Piccoli e belli. Sembra quasi un miracolo il percorso dell’Imolese, ripescata lo scorso 3 agosto e capace di fare meglio di tutte le formazioni neopromosse dalla Serie D: i romagnoli, terzi a quota 58 nel girone B, sono davanti al Potenza (quinto nel C, a quota 53), alla Pro Patria (ottava a 56 nel gruppo A nonché campione d’Italia dilettanti in carica) e a tutte le altre realtà che sono passate dal dilettantismo al professionismo nell’estate scorsa. Meriti all’organizzazione di un piccolo club che vuole diventare sempre più grande, sotto la guida del giovane presidente Lorenzo Spagnoli: 39 anni il prossimo 29 aprile, è lui a raccontare in esclusiva a TuttoC.com il suo percorso con i rossoblù. Tra sogni, speranze e progetti per rendere sempre più solida la società rossoblù.
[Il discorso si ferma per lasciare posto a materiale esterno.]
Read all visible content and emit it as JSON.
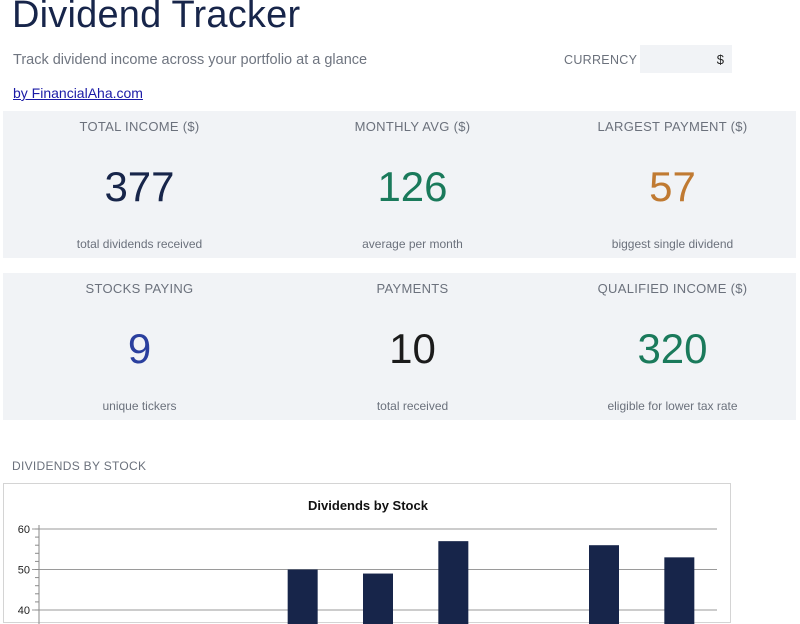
{
  "header": {
    "title": "Dividend Tracker",
    "subtitle": "Track dividend income across your portfolio at a glance",
    "byline": "by FinancialAha.com",
    "currency_label": "CURRENCY",
    "currency_value": "$"
  },
  "kpis": [
    {
      "label": "TOTAL INCOME ($)",
      "value": "377",
      "sub": "total dividends received",
      "color": "#17254a"
    },
    {
      "label": "MONTHLY AVG ($)",
      "value": "126",
      "sub": "average per month",
      "color": "#1a7a5b"
    },
    {
      "label": "LARGEST PAYMENT ($)",
      "value": "57",
      "sub": "biggest single dividend",
      "color": "#c07a32"
    },
    {
      "label": "STOCKS PAYING",
      "value": "9",
      "sub": "unique tickers",
      "color": "#2a3f9e"
    },
    {
      "label": "PAYMENTS",
      "value": "10",
      "sub": "total received",
      "color": "#1b1b1b"
    },
    {
      "label": "QUALIFIED INCOME ($)",
      "value": "320",
      "sub": "eligible for lower tax rate",
      "color": "#1a7a5b"
    }
  ],
  "section": {
    "chart_heading": "DIVIDENDS BY STOCK"
  },
  "chart_data": {
    "type": "bar",
    "title": "Dividends by Stock",
    "xlabel": "",
    "ylabel": "",
    "ylim": [
      40,
      60
    ],
    "yticks": [
      40,
      50,
      60
    ],
    "categories": [
      "",
      "",
      "",
      "",
      "",
      "",
      "",
      "",
      ""
    ],
    "values": [
      null,
      null,
      null,
      50,
      49,
      57,
      null,
      56,
      53
    ],
    "bar_color": "#17254a",
    "grid": true
  }
}
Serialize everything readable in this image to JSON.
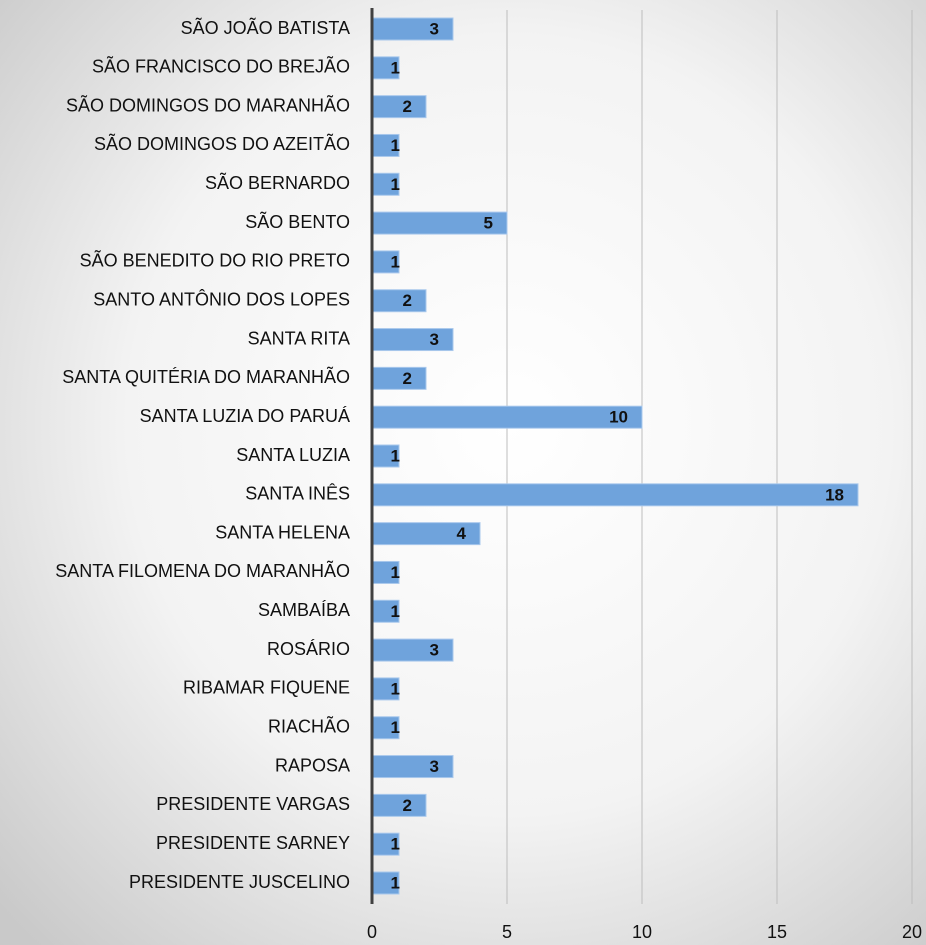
{
  "chart_data": {
    "type": "barh",
    "categories": [
      "SÃO JOÃO BATISTA",
      "SÃO FRANCISCO DO BREJÃO",
      "SÃO DOMINGOS DO MARANHÃO",
      "SÃO DOMINGOS DO AZEITÃO",
      "SÃO BERNARDO",
      "SÃO BENTO",
      "SÃO BENEDITO DO RIO PRETO",
      "SANTO ANTÔNIO DOS LOPES",
      "SANTA RITA",
      "SANTA QUITÉRIA DO MARANHÃO",
      "SANTA LUZIA DO PARUÁ",
      "SANTA LUZIA",
      "SANTA INÊS",
      "SANTA HELENA",
      "SANTA FILOMENA DO MARANHÃO",
      "SAMBAÍBA",
      "ROSÁRIO",
      "RIBAMAR FIQUENE",
      "RIACHÃO",
      "RAPOSA",
      "PRESIDENTE VARGAS",
      "PRESIDENTE SARNEY",
      "PRESIDENTE JUSCELINO"
    ],
    "values": [
      3,
      1,
      2,
      1,
      1,
      5,
      1,
      2,
      3,
      2,
      10,
      1,
      18,
      4,
      1,
      1,
      3,
      1,
      1,
      3,
      2,
      1,
      1
    ],
    "color": "#6fa3dc",
    "xlim": [
      0,
      20
    ],
    "xticks": [
      0,
      5,
      10,
      15,
      20
    ],
    "grid": true
  }
}
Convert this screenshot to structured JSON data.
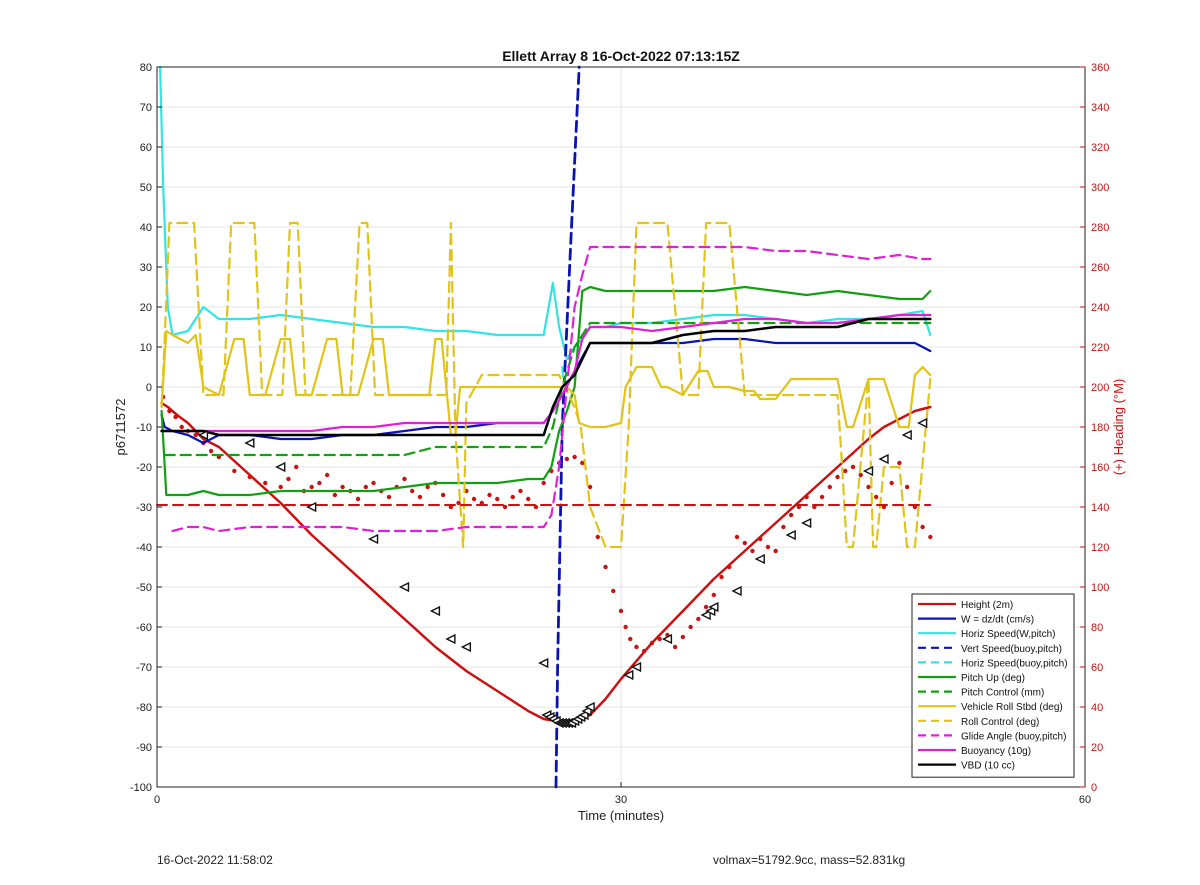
{
  "chart_data": {
    "type": "line",
    "title": "Ellett Array 8 16-Oct-2022 07:13:15Z",
    "xlabel": "Time (minutes)",
    "ylabel_left": "p6711572",
    "ylabel_right": "(+) Heading (°M)",
    "xlim": [
      0,
      60
    ],
    "ylim_left": [
      -100,
      80
    ],
    "ylim_right": [
      0,
      360
    ],
    "xticks": [
      0,
      30,
      60
    ],
    "yticks_left": [
      -100,
      -90,
      -80,
      -70,
      -60,
      -50,
      -40,
      -30,
      -20,
      -10,
      0,
      10,
      20,
      30,
      40,
      50,
      60,
      70,
      80
    ],
    "yticks_right": [
      0,
      20,
      40,
      60,
      80,
      100,
      120,
      140,
      160,
      180,
      200,
      220,
      240,
      260,
      280,
      300,
      320,
      340,
      360
    ],
    "grid": true,
    "legend_position": "bottom-right",
    "colors": {
      "red": "#cc1111",
      "blue": "#0a14b4",
      "cyan": "#33e4e4",
      "green": "#12a012",
      "yellow": "#e2c418",
      "magenta": "#e020d8",
      "black": "#000000"
    },
    "series": [
      {
        "name": "Height (2m)",
        "color": "red",
        "dash": false,
        "width": 2.5,
        "x": [
          0.3,
          0.7,
          1.3,
          2,
          3,
          4,
          6,
          8,
          10,
          12,
          14,
          16,
          18,
          20,
          22,
          24,
          25,
          25.8,
          26.5,
          27.2,
          28,
          29,
          30,
          32,
          34,
          36,
          38,
          40,
          42,
          44,
          46,
          47,
          48,
          49,
          50
        ],
        "y": [
          -4,
          -5,
          -7,
          -9,
          -13,
          -15,
          -22,
          -29,
          -37,
          -44,
          -51,
          -58,
          -65,
          -71,
          -76,
          -81,
          -83,
          -83.5,
          -84,
          -83.5,
          -82,
          -78,
          -73,
          -64,
          -56,
          -48,
          -41,
          -34,
          -27,
          -20,
          -13,
          -10,
          -8,
          -6,
          -5
        ]
      },
      {
        "name": "W = dz/dt (cm/s)",
        "color": "blue",
        "dash": false,
        "width": 2.2,
        "x": [
          0.3,
          0.5,
          1,
          2,
          3,
          4,
          6,
          8,
          10,
          12,
          14,
          16,
          18,
          20,
          22,
          24,
          25,
          25.6,
          26.2,
          27,
          28,
          29,
          30,
          32,
          34,
          36,
          38,
          40,
          42,
          44,
          46,
          48,
          49,
          50
        ],
        "y": [
          -7,
          -10,
          -11,
          -12,
          -14,
          -12,
          -12,
          -13,
          -13,
          -12,
          -12,
          -11,
          -10,
          -10,
          -9,
          -9,
          -9,
          -6,
          -2,
          4,
          11,
          11,
          11,
          11,
          11,
          12,
          12,
          11,
          11,
          11,
          11,
          11,
          11,
          9
        ]
      },
      {
        "name": "Horiz Speed(W,pitch)",
        "color": "cyan",
        "dash": false,
        "width": 2.2,
        "x": [
          0.2,
          0.4,
          0.7,
          1,
          2,
          3,
          4,
          6,
          8,
          10,
          12,
          14,
          16,
          18,
          20,
          22,
          24,
          25,
          25.6,
          26,
          26.5,
          27,
          27.5,
          28,
          29,
          30,
          32,
          34,
          36,
          38,
          40,
          42,
          44,
          46,
          48,
          49.5,
          50
        ],
        "y": [
          80,
          50,
          20,
          13,
          14,
          20,
          17,
          17,
          18,
          17,
          16,
          15,
          15,
          14,
          14,
          13,
          13,
          13,
          26,
          15,
          7,
          10,
          12,
          15,
          15,
          16,
          16,
          17,
          18,
          18,
          17,
          16,
          17,
          17,
          18,
          19,
          13
        ]
      },
      {
        "name": "Vert Speed(buoy,pitch)",
        "color": "blue",
        "dash": true,
        "width": 2.8,
        "x": [
          25.8,
          25.9,
          26.2,
          26.8,
          27.3
        ],
        "y": [
          -100,
          -70,
          -10,
          40,
          80
        ]
      },
      {
        "name": "Horiz Speed(buoy,pitch)",
        "color": "cyan",
        "dash": true,
        "width": 2,
        "x": [
          26.2,
          26.3
        ],
        "y": [
          5,
          0
        ]
      },
      {
        "name": "Pitch Up (deg)",
        "color": "green",
        "dash": false,
        "width": 2.2,
        "x": [
          0.3,
          0.6,
          1,
          2,
          3,
          4,
          6,
          8,
          10,
          12,
          14,
          16,
          18,
          20,
          22,
          24,
          25,
          25.5,
          26,
          26.5,
          27,
          27.5,
          28,
          29,
          30,
          32,
          34,
          36,
          38,
          40,
          42,
          44,
          46,
          48,
          49.5,
          50
        ],
        "y": [
          -6,
          -27,
          -27,
          -27,
          -26,
          -27,
          -27,
          -26,
          -26,
          -26,
          -26,
          -25,
          -24,
          -24,
          -24,
          -23,
          -23,
          -20,
          -11,
          -6,
          0,
          24,
          25,
          24,
          24,
          24,
          24,
          24,
          25,
          24,
          23,
          24,
          23,
          22,
          22,
          24
        ]
      },
      {
        "name": "Pitch Control (mm)",
        "color": "green",
        "dash": true,
        "width": 2.2,
        "x": [
          0.5,
          2,
          4,
          6,
          8,
          10,
          12,
          14,
          16,
          17,
          18,
          20,
          22,
          24,
          25,
          25.6,
          26.2,
          27,
          28,
          30,
          32,
          34,
          36,
          38,
          40,
          42,
          44,
          46,
          48,
          50
        ],
        "y": [
          -17,
          -17,
          -17,
          -17,
          -17,
          -17,
          -17,
          -17,
          -17,
          -16,
          -15,
          -15,
          -15,
          -15,
          -15,
          -10,
          0,
          10,
          16,
          16,
          16,
          16,
          16,
          16,
          16,
          16,
          16,
          16,
          16,
          16
        ]
      },
      {
        "name": "Vehicle Roll Stbd (deg)",
        "color": "yellow",
        "dash": false,
        "width": 2.2,
        "x": [
          0.3,
          0.6,
          1,
          2,
          2.5,
          3,
          4,
          5,
          5.6,
          6,
          7,
          8,
          8.6,
          9,
          10,
          11,
          11.6,
          12,
          13,
          14,
          14.6,
          15,
          16,
          17,
          17.6,
          18,
          18.4,
          19,
          19.3,
          19.6,
          20,
          21,
          22,
          23,
          24,
          25,
          26,
          26.5,
          27,
          27.3,
          28,
          29,
          30,
          30.3,
          31,
          32,
          32.6,
          33,
          34,
          35,
          35.6,
          36,
          37,
          38,
          38.6,
          39,
          40,
          41,
          41.6,
          42,
          43,
          44,
          44.6,
          45,
          46,
          47,
          48,
          48.6,
          49,
          49.5,
          50
        ],
        "y": [
          -5,
          14,
          13,
          11,
          13,
          0,
          -2,
          12,
          12,
          -2,
          -2,
          12,
          12,
          -2,
          -2,
          12,
          12,
          -2,
          -2,
          12,
          12,
          -2,
          -2,
          -2,
          -2,
          12,
          12,
          -12,
          -12,
          0,
          0,
          0,
          0,
          0,
          0,
          0,
          0,
          0,
          -2,
          -9,
          -10,
          -10,
          -9,
          0,
          5,
          5,
          0,
          0,
          -2,
          4,
          4,
          0,
          0,
          -1,
          -1,
          -3,
          -3,
          2,
          2,
          2,
          2,
          2,
          -10,
          -10,
          2,
          2,
          -10,
          -10,
          3,
          5,
          3
        ]
      },
      {
        "name": "Roll Control (deg)",
        "color": "yellow",
        "dash": true,
        "width": 2.2,
        "x": [
          0.3,
          0.5,
          0.8,
          1.1,
          1.4,
          2.4,
          3,
          4.3,
          4.8,
          5.3,
          6.3,
          6.8,
          7.3,
          8.1,
          8.6,
          9.1,
          9.6,
          10.2,
          11,
          12,
          12.5,
          13.1,
          13.6,
          14.1,
          14.6,
          15.6,
          16.2,
          17.2,
          17.8,
          18.1,
          18.4,
          18.7,
          19,
          19.3,
          19.8,
          20,
          21,
          22,
          23,
          24,
          25,
          26,
          27,
          27.4,
          28,
          29,
          30,
          30.5,
          31,
          32,
          33,
          34,
          35,
          35.5,
          36,
          37,
          38,
          39,
          40,
          41,
          42,
          43,
          44,
          44.3,
          44.6,
          45,
          46,
          46.3,
          46.5,
          47,
          48,
          48.5,
          49,
          50
        ],
        "y": [
          -5,
          12,
          41,
          41,
          41,
          41,
          -2,
          -2,
          41,
          41,
          41,
          -2,
          -2,
          -2,
          41,
          41,
          -2,
          -2,
          -2,
          -2,
          -2,
          41,
          41,
          -2,
          -2,
          -2,
          -2,
          -2,
          -2,
          -2,
          -2,
          -2,
          41,
          -12,
          -40,
          -4,
          3,
          3,
          3,
          3,
          3,
          3,
          -5,
          -10,
          -30,
          -40,
          -40,
          -10,
          41,
          41,
          41,
          -2,
          -2,
          41,
          41,
          41,
          -2,
          -2,
          -2,
          -2,
          -2,
          -2,
          -2,
          -20,
          -40,
          -40,
          2,
          -40,
          -40,
          -20,
          -20,
          -40,
          -40,
          2
        ]
      },
      {
        "name": "Glide Angle (buoy,pitch)",
        "color": "magenta",
        "dash": true,
        "width": 2.2,
        "x": [
          1,
          2,
          3,
          4,
          6,
          8,
          10,
          12,
          14,
          16,
          18,
          20,
          22,
          24,
          25,
          25.5,
          26,
          26.5,
          27,
          27.5,
          28,
          30,
          32,
          34,
          36,
          38,
          40,
          42,
          44,
          46,
          48,
          49.5,
          50
        ],
        "y": [
          -36,
          -35,
          -35,
          -36,
          -35,
          -35,
          -35,
          -35,
          -36,
          -36,
          -36,
          -35,
          -35,
          -35,
          -35,
          -32,
          -20,
          0,
          20,
          28,
          35,
          35,
          35,
          35,
          35,
          35,
          34,
          34,
          33,
          32,
          33,
          32,
          32
        ]
      },
      {
        "name": "Buoyancy (10g)",
        "color": "magenta",
        "dash": false,
        "width": 2.2,
        "x": [
          0.3,
          1,
          2,
          3,
          4,
          6,
          8,
          10,
          12,
          14,
          16,
          18,
          20,
          22,
          24,
          25,
          25.6,
          26.2,
          27,
          27.5,
          28,
          30,
          32,
          34,
          36,
          38,
          40,
          42,
          44,
          46,
          48,
          50
        ],
        "y": [
          -11,
          -11,
          -11,
          -11,
          -11,
          -11,
          -11,
          -11,
          -10,
          -10,
          -9,
          -9,
          -9,
          -9,
          -9,
          -9,
          -6,
          -2,
          4,
          12,
          15,
          15,
          14,
          15,
          16,
          17,
          17,
          16,
          16,
          17,
          18,
          18
        ]
      },
      {
        "name": "VBD (10 cc)",
        "color": "black",
        "dash": false,
        "width": 2.5,
        "x": [
          0.3,
          1,
          2,
          3,
          4,
          6,
          8,
          10,
          12,
          14,
          16,
          18,
          20,
          22,
          24,
          25,
          25.6,
          26.2,
          27,
          28,
          29,
          30,
          32,
          34,
          36,
          38,
          40,
          42,
          44,
          46,
          48,
          50
        ],
        "y": [
          -11,
          -11,
          -11,
          -11,
          -12,
          -12,
          -12,
          -12,
          -12,
          -12,
          -12,
          -12,
          -12,
          -12,
          -12,
          -12,
          -5,
          0,
          3,
          11,
          11,
          11,
          11,
          13,
          14,
          14,
          15,
          15,
          15,
          17,
          17,
          17
        ]
      },
      {
        "color": "red",
        "dash": true,
        "width": 2,
        "x": [
          0,
          50
        ],
        "y": [
          -29.5,
          -29.5
        ]
      }
    ],
    "markers": {
      "color": "red",
      "x": [
        3,
        6,
        8,
        10,
        14,
        16,
        18,
        19,
        20,
        25,
        25.2,
        25.4,
        25.6,
        25.8,
        26,
        26.2,
        26.4,
        26.6,
        26.8,
        27,
        27.2,
        27.4,
        27.6,
        27.8,
        28,
        30.5,
        31,
        33,
        35.5,
        35.8,
        36,
        37.5,
        39,
        41,
        42,
        46,
        47,
        48.5,
        49.5
      ],
      "y": [
        -12,
        -14,
        -20,
        -30,
        -38,
        -50,
        -56,
        -63,
        -65,
        -69,
        -82,
        -82.5,
        -83,
        -83.5,
        -84,
        -84,
        -84,
        -84,
        -84,
        -83.5,
        -83,
        -82.5,
        -82,
        -81,
        -80,
        -72,
        -70,
        -63,
        -57,
        -56,
        -55,
        -51,
        -43,
        -37,
        -34,
        -21,
        -18,
        -12,
        -9
      ]
    },
    "heading": {
      "name": "(+) Heading (°M)",
      "color": "red",
      "x": [
        0.4,
        0.8,
        1.2,
        1.6,
        2,
        2.5,
        3,
        3.5,
        4,
        5,
        6,
        7,
        8,
        8.5,
        9,
        9.5,
        10,
        10.5,
        11,
        11.5,
        12,
        12.5,
        13,
        13.5,
        14,
        14.5,
        15,
        15.5,
        16,
        16.5,
        17,
        17.5,
        18,
        18.5,
        19,
        19.5,
        20,
        20.5,
        21,
        21.5,
        22,
        22.5,
        23,
        23.5,
        24,
        24.5,
        25,
        25.5,
        26,
        26.5,
        27,
        27.5,
        28,
        28.5,
        29,
        29.5,
        30,
        30.3,
        30.6,
        31,
        31.5,
        32,
        32.5,
        33,
        33.5,
        34,
        34.5,
        35,
        35.5,
        36,
        36.5,
        37,
        37.5,
        38,
        38.5,
        39,
        39.5,
        40,
        40.5,
        41,
        41.5,
        42,
        42.5,
        43,
        43.5,
        44,
        44.5,
        45,
        45.5,
        46,
        46.5,
        47,
        47.5,
        48,
        48.5,
        49,
        49.5,
        50
      ],
      "y": [
        195,
        188,
        185,
        180,
        178,
        176,
        172,
        168,
        165,
        158,
        155,
        152,
        150,
        154,
        160,
        148,
        150,
        152,
        156,
        146,
        150,
        148,
        144,
        150,
        152,
        148,
        145,
        150,
        154,
        148,
        145,
        150,
        152,
        146,
        140,
        142,
        148,
        144,
        142,
        146,
        144,
        140,
        145,
        148,
        144,
        140,
        152,
        158,
        162,
        164,
        165,
        162,
        150,
        125,
        110,
        98,
        88,
        80,
        74,
        70,
        68,
        72,
        74,
        76,
        70,
        75,
        80,
        84,
        90,
        96,
        105,
        110,
        125,
        122,
        118,
        124,
        120,
        118,
        130,
        136,
        140,
        145,
        140,
        145,
        150,
        155,
        158,
        160,
        156,
        150,
        145,
        140,
        152,
        162,
        150,
        140,
        130,
        125
      ]
    },
    "footer": {
      "timestamp": "16-Oct-2022 11:58:02",
      "summary": "volmax=51792.9cc, mass=52.831kg"
    }
  }
}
Spagnoli, avete avuto solo un mese per preparare la Lega Pro: era facile immaginarvi a lottare per la salvezza, pochissimi pensavano a un terzo posto.
“Abbiamo vissuto un’estate complicata, ma il lavoro svolto ha dell’incredibile: abbiamo preparato due squadre, una per la D e una per la C, ma è stato molto stimolante. Filippo Ghinassi, il nostro diesse, era più pronto di tutti e, malgrado solo il 3 agosto ci abbiano comunicato il ripescaggio in Lega Pro, sapevamo di poter costruire un bel mix. Eravamo pronti a lottare per la salvezza, poi si sono incastrate tantissime cose: il quarto posto è un sogno per noi”.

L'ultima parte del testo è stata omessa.